Tiny Free House Update – Roof Framing Begins

The weather was perfect for working outside this past weekend. It was cool, dry, and overcast. In fact I just beat the rain, which started as we headed home Sunday evening. I’m certain the perfect weather was a big part of why I was able to get as far as I did. I would have built more roof trusses but I ran out of long pallet wood.

It’s been a few months since I’ve been able to make time to work on the Tiny Free House and it feels great to have the walls up and the roof started. I think I have enough standard pallets stacked up for the siding and just need a few more long pallets to build the remaining roof trusses. This week I’ll be on the lookout for long pallets and some kind of metal roofing. I’m thinking a little outside the box for the roofing. I’d like to use some kind of recycled metal like #10 cans. But we’ll see what I find.

tiny-free-house-pitched-roof-faming

view-from-tiny-free-pallet-house

The field at the farm is plowed and ready for planting. The local farmer that leases and works the land is going to plant organic feed corn this year. He was planning on planting this weekend but probably held off due to the weather. It will be interesting to watch the corn grow as the tiny free house is completed.

I’ve posted a longer update on the Tiny Free House blog if you want to hear more about my free pallet house.
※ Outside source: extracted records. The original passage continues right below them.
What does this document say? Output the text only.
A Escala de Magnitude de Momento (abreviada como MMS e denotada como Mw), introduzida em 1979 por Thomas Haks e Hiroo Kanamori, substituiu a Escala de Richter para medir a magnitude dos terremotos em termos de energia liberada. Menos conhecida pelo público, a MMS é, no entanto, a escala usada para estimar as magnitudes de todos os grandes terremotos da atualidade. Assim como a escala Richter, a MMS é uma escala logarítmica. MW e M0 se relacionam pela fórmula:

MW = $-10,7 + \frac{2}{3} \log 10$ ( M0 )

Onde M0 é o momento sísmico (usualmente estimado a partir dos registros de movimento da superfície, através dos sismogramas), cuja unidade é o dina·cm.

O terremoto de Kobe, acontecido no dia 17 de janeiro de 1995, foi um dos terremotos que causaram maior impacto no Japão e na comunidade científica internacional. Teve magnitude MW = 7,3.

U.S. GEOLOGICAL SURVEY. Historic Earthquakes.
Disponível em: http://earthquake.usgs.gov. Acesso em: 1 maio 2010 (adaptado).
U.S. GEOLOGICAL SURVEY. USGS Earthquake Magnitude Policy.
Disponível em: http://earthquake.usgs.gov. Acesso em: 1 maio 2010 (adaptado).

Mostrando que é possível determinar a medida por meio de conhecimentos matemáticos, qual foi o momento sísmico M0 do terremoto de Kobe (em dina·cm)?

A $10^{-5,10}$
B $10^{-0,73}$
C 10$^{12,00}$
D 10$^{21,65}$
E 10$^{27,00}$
3 thoughts on “Tiny Free House Update – Roof Framing Begins

  1. EJ says:

    About EDAR

    EDAR (Everyone Deserves A Roof) is a 501(c)(3) charity that provides unique mobile shelters to those living on the streets all around us. Each EDAR is a four-wheeled mobile unit which carries belongings and facilitates recycling during the day and which unfolds into a special, framed tent-like sleeping enclosure with a bed at night.
    http://www.edar.org/

  2. Michael Janzen says:

    Hi DJ,

    I was actually thinking of cutting the cans open and flattening them to make large 7″ by 19″ steel shingles. Then my wife, Julia, suggested I use the top and bottom as shingles like you describe in the eves. Crazy cool idea huh?

    I suspect local restaurants, like pizza places, would hold cans for me. Back in college I worked in a lot of pizza places and we went through dozens of #10 cans a day.

    I think I’d need about 220 of them for the roof.

  3. DJ says:

    I wonder if you could use the tops and bottoms of cans as shingles?

    You could get all your friends and family to take off the tops and bottoms of cans to give to you and recycle the rest.

    They would already be fairly flat and uniform in shape.